I inherited a system that stores default values for some fields in some tables in the database. These default values are used in the application to prepopulate control values. So, essentially, every field in every table in the database can potentially have a default value. The previous developer decided to store these values in a single table that had a key/value pair combo. The key represented by the source table + field name (as a varchar) and the default value as a varchar field as well. The Business layer would then cast the varchar field to the appropriate data type.
Somehow, I feel this is brittle. Though the application works as expected, there appears to be a flaw in the design.
Any suggestions on how this requirement could have been handled earlier? Is there anything that can be done now to make it more robust?

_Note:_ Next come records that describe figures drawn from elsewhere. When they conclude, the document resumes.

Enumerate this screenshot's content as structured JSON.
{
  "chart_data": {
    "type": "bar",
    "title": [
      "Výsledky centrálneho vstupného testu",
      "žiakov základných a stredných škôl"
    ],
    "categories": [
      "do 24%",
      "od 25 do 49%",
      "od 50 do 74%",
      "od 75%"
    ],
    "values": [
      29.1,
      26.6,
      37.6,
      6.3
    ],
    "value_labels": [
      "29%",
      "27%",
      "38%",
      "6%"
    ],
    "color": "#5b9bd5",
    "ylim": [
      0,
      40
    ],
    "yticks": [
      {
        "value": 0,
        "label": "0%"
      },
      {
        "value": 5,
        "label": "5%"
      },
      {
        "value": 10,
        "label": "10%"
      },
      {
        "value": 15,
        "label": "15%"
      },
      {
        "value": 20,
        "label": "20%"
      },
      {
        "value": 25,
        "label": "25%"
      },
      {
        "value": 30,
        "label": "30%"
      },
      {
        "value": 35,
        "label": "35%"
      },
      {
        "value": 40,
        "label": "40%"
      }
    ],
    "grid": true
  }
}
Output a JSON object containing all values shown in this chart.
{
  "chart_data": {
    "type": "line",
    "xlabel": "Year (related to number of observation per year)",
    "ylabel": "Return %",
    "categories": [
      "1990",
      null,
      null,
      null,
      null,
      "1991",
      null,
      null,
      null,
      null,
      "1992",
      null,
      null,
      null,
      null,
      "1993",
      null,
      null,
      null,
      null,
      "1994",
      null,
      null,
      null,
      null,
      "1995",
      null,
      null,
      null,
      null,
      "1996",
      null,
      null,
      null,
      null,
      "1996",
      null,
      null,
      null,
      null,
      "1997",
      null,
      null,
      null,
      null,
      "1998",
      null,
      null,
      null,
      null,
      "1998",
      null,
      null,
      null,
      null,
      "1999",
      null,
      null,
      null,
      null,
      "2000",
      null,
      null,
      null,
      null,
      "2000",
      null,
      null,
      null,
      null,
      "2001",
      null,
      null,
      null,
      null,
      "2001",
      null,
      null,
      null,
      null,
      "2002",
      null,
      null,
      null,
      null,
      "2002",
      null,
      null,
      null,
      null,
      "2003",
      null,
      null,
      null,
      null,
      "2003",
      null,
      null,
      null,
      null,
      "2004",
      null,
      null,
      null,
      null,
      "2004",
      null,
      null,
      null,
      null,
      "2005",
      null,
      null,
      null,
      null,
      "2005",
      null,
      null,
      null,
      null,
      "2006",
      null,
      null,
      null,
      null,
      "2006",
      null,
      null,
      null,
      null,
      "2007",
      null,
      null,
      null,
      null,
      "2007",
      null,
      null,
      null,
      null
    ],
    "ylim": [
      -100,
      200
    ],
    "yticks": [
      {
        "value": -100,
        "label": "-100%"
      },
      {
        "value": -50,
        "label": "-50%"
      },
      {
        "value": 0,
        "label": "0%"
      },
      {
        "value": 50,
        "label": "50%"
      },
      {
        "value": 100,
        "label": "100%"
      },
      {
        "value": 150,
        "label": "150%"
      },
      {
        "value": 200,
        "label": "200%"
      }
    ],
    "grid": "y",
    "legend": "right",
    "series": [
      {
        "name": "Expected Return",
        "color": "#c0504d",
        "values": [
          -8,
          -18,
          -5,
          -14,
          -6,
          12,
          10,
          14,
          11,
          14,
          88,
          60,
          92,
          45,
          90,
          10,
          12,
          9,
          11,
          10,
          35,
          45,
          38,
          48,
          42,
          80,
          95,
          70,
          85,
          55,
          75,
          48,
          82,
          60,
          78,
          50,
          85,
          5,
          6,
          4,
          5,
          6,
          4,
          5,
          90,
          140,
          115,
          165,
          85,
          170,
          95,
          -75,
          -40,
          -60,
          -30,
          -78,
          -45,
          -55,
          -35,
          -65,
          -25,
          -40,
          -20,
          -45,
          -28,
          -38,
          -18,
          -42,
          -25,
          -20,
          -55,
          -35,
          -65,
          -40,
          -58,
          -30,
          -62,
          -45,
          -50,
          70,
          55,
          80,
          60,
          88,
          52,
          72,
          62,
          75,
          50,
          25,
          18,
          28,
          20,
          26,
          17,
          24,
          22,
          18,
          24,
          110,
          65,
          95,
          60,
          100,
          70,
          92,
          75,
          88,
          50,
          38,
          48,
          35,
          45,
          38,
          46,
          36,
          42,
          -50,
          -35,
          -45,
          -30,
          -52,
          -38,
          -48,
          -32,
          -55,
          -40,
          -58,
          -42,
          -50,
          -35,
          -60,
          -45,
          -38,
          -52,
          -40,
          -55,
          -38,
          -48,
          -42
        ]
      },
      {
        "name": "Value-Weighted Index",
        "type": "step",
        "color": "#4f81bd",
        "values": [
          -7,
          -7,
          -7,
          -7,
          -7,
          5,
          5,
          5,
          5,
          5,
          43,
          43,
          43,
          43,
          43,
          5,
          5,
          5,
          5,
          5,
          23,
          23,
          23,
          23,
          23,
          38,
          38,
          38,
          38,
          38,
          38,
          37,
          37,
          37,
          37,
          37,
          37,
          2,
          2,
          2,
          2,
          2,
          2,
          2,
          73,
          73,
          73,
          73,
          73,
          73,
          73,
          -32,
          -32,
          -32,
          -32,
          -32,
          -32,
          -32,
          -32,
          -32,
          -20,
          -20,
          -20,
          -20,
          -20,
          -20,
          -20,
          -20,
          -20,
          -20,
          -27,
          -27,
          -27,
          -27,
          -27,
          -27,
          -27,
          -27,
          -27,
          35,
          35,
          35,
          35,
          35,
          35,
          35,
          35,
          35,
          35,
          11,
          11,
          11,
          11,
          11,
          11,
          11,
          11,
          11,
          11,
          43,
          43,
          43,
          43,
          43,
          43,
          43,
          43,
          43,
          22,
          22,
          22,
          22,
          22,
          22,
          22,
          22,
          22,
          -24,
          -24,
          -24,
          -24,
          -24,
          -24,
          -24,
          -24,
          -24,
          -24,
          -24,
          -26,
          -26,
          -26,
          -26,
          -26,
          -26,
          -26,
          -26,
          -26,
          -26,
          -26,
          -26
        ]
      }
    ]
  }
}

EDIT: I should have defined what the term “default” meant. This is NOT related to the default value of a field in the table. Instead, it’s a default value that will be used by the application in the front end.
That schema design is fine. I’ve seen it used in commercial apps and I’ve also used it in a few apps of my own where the users needed to be able to change the defaults or other parameters around fields in the application (limits, allowable characters etc.) or the application allowed the users to add new fields for use in the app.
Having it in a single table (not separate default tables for each table) protects it from schema changes in the tables it supports. Those schema changes become simple configuration changes in this model.
The single table makes it easy to encapsulate in a Class to serve as the “defaults” configuration object.
Some general advice:
When you inherit a working system and don’t understand why something was designed the way it is – the problem is most likely your understanding, not the system. If it isn’t broken, do not fix it.
Specific advice on the only improvements I would recommend (if they become necessary):
You can use the new SQLVARIANT field for the value rather than a varchar – it can hold any of the regular data types – you will need to add support for casting them to the correct data type when using the value though.